Posted by Kristin Graham Koehler and Kaitlyn Findley
On February 25, the Wall Street Journal (“WSJ”) reported that the SEC recently sent nonpublic letters to several companies asking them to disclose all confidentiality agreements, nondisclosure agreements, severance agreements, settlement agreements, any documents that “refer or relate to whistleblowing,” and a list of terminated employees since the Dodd-Frank Wall Street Reform and Consumer Protection Act (“Dodd-Frank”) went into effect.
SEC officials and “pro-whistleblower” stakeholders have expressed concern that clauses in these agreements undermine the efficacy of the agency’s whistleblower program by limiting employees’ ability to report a company’s potential wrongdoing or other securities-law violations to the SEC. For example, Congressional democrats recently have alleged that defense contractor KBR Inc. used such nondisclosure agreements to prohibit employees from reporting suspected violations to the government without first obtaining approval from KBR Inc.’s General Counsel — an allegation KBR denies.

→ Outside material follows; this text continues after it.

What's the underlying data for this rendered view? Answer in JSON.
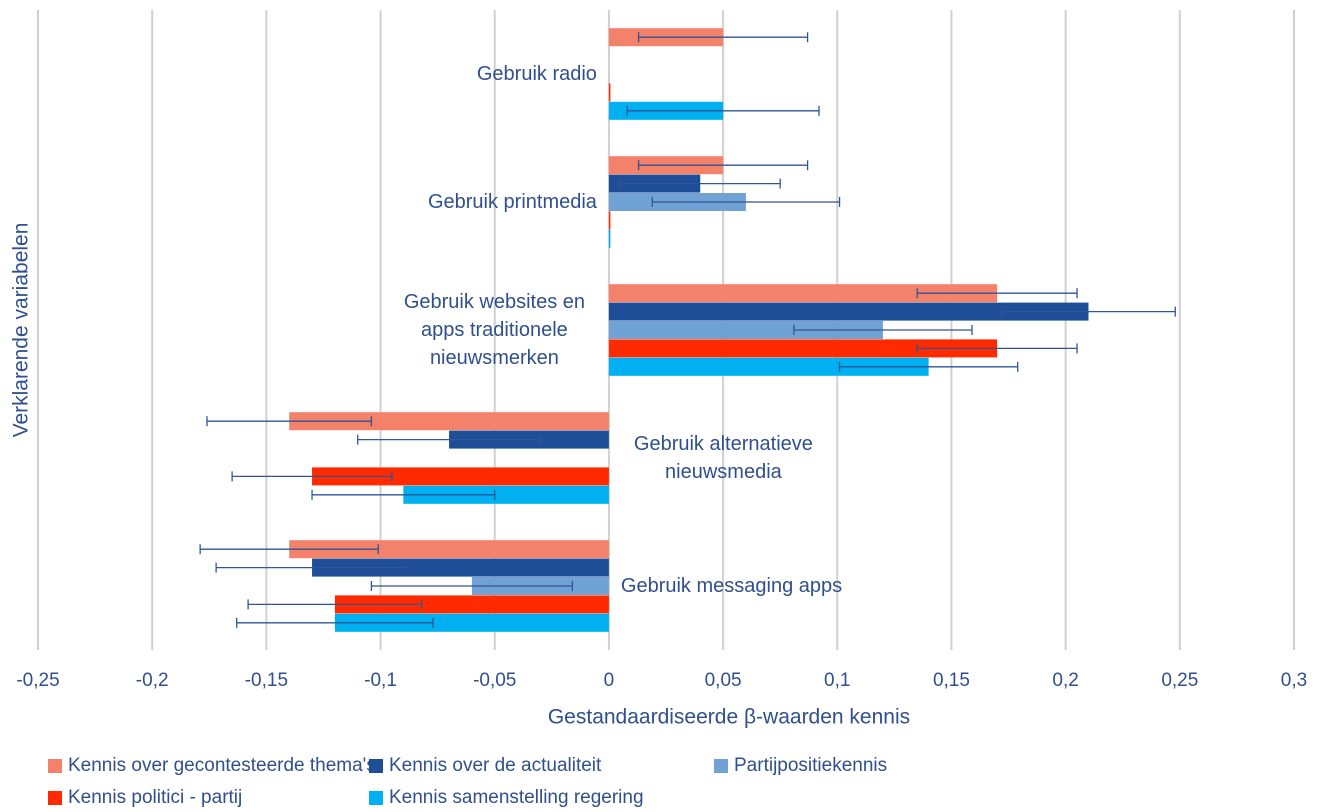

In addition, some agreements require employees to forego any share of settlement amounts obtained as the result of the employee’s tip, thereby eliminating the financial incentive to participate in the SEC whistleblower program.
The agency’s whistleblower program was created after passage of Dodd-Frank in 2010, which prohibits companies from interfering with employees’ reporting of potential securities-law violations to the SEC. Whistleblowers that participate in the program can recover 10% to 30% of the penalties collected if their information leads to an enforcement action with sanctions of more than $1 million. In 2014, the SEC received 3,620 tips regarding potential securities-law violations, which marks a 21% increase since 2012. Despite this steady increase in tips, SEC officials, including SEC Chairman Mary Jo White, remain concerned about companies’ treatment of internal whistleblowers and consider the issue a “high priority” action item for the agency.